Polemik Gelar Pahlawan Soeharto Mengemuka, DPR Soroti Isu Korupsi dan HAM
Rencana pemberian gelar pahlawan nasional kepada mantan Presiden Soeharto kembali memicu perdebatan. Wakil Ketua Komisi VIII DPR RI, Abidin Fikri, dari Fraksi PDI-Perjuangan, menyerukan agar pemerintah melakukan kajian ulang secara mendalam terkait usulan tersebut. Desakan ini didasari oleh sejumlah catatan sejarah yang dianggap krusial, terutama yang berkaitan dengan dugaan praktik korupsi, kolusi, dan nepotisme (KKN), serta pelanggaran Hak Asasi Manusia (HAM) yang terjadi selama masa pemerintahan Orde Baru.
Abidin Fikri menekankan pentingnya mempertimbangkan rasa keadilan bagi para korban yang terdampak oleh kebijakan dan peristiwa di masa lalu. Menurutnya, pemberian gelar pahlawan di tengah belum tuntasnya penyelesaian hukum atas kasus-kasus tersebut dapat melukai perasaan para korban dan meruntuhkan kepercayaan publik terhadap proses pemberian gelar kehormatan. Salah satu kasus yang disoroti adalah dugaan korupsi tujuh yayasan yang melibatkan Soeharto, yang hingga kini belum menemui titik terang penyelesaian hukum.

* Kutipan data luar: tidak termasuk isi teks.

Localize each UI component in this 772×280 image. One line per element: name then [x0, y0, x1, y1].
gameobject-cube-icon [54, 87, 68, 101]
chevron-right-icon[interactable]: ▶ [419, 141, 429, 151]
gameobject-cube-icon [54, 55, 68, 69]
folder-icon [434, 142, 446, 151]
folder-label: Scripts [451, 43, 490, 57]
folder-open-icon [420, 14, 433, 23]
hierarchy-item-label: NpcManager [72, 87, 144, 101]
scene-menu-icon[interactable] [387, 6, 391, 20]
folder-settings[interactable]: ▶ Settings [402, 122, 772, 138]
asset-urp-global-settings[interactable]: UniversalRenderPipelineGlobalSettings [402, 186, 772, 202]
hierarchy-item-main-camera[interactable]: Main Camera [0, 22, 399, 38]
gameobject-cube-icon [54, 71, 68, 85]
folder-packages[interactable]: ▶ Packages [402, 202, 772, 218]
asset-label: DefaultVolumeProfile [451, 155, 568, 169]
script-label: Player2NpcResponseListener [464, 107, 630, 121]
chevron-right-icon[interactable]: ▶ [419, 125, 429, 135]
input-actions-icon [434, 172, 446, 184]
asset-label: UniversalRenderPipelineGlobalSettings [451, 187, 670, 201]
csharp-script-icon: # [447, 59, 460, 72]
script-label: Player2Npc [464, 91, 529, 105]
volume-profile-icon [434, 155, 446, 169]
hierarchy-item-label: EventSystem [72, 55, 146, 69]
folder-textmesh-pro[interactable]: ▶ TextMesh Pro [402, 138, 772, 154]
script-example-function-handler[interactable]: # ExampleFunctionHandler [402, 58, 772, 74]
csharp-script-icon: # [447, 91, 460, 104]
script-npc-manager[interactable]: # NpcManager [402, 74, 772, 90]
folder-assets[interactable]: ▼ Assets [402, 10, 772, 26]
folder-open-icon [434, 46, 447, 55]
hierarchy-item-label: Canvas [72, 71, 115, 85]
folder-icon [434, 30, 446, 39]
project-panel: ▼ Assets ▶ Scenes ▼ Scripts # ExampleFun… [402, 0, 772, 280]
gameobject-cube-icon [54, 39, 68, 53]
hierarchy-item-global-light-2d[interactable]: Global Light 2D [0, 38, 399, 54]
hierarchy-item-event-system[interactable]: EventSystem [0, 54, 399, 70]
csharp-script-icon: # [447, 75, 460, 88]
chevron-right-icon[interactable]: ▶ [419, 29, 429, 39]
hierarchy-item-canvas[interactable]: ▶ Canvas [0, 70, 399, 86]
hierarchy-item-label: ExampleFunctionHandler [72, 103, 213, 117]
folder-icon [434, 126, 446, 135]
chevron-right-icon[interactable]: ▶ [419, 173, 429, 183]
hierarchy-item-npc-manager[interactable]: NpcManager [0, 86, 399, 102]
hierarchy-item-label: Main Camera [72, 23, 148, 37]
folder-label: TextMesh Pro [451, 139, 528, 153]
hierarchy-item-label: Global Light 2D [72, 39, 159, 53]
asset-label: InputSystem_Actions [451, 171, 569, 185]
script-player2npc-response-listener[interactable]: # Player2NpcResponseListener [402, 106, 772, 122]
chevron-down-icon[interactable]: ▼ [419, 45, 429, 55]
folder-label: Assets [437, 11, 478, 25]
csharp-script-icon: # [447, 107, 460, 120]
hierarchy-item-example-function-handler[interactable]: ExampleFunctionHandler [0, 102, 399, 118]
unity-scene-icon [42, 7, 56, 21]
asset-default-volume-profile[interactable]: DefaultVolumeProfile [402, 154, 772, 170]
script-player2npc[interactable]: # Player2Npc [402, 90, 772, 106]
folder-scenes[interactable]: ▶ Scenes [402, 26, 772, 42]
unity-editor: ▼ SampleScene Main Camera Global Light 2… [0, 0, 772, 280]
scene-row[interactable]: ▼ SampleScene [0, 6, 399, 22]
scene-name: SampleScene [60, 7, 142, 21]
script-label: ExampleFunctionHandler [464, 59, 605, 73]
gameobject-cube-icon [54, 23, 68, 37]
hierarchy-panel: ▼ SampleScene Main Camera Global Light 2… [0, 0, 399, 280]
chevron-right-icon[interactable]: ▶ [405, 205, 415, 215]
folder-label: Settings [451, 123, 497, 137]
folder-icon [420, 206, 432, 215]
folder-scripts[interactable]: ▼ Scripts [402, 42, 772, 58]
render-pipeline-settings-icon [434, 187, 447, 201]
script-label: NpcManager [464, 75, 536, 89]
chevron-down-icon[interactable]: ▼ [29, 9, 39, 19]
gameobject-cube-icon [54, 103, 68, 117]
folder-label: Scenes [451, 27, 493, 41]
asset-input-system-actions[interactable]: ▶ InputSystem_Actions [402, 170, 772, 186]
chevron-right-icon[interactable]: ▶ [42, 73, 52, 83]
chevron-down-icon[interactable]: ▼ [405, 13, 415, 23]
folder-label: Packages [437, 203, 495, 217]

"Mengabaikan fakta sejarah dan ketidaktuntasan kasus hukum Soeharto akan mencederai semangat anti korupsi dan keadilan sosial yang sedang kita perjuangkan bersama," tegas Abidin. Ia meminta Kementerian Sosial (Kemensos) untuk tidak mengabaikan fakta-fakta sejarah dan memastikan bahwa usulan pemberian gelar pahlawan nasional telah melalui kajian yang komprehensif.
Sementara itu, Menteri Sosial Saifullah Yusuf menjelaskan bahwa usulan pemberian gelar pahlawan nasional kepada Soeharto telah melalui proses yang berjenjang, dimulai dari tingkat daerah hingga ke pemerintah pusat. Ia menyebutkan bahwa usulan tersebut telah memenuhi persyaratan administrasi yang diperlukan. Pemerintah menargetkan keputusan terkait pemberian gelar pahlawan nasional ini dapat diambil pada Mei 2025.
Selain nama Soeharto, terdapat sejumlah tokoh lain yang juga diusulkan untuk mendapatkan gelar pahlawan nasional, di antaranya:
- KH Abdurrahman Wahid (Jawa Timur)
- Sansuri (Jawa Timur)
- Idrus bin Salim Al-Jufri (Sulawesi Tengah)
- Teuku Abdul Hamid Azwar (Aceh)
- K.H. Abbas Abdul Jamil (Jawa Barat)
- Anak Agung Gede Anom Mudita (Bali)
- Deman Tende (Sulawesi Barat)
- Prof. Dr. Midian Sirait (Sumatera Utara)
- K.H. Yusuf Hasim (Jawa Timur)
Usulan pemberian gelar pahlawan nasional kepada Soeharto ini terus menjadi perdebatan di berbagai kalangan. Pro dan kontra muncul dengan berbagai argumentasi, mulai dari jasa-jasa pembangunan yang dilakukan selama masa pemerintahannya, hingga dampak negatif dari praktik KKN dan pelanggaran HAM yang terjadi.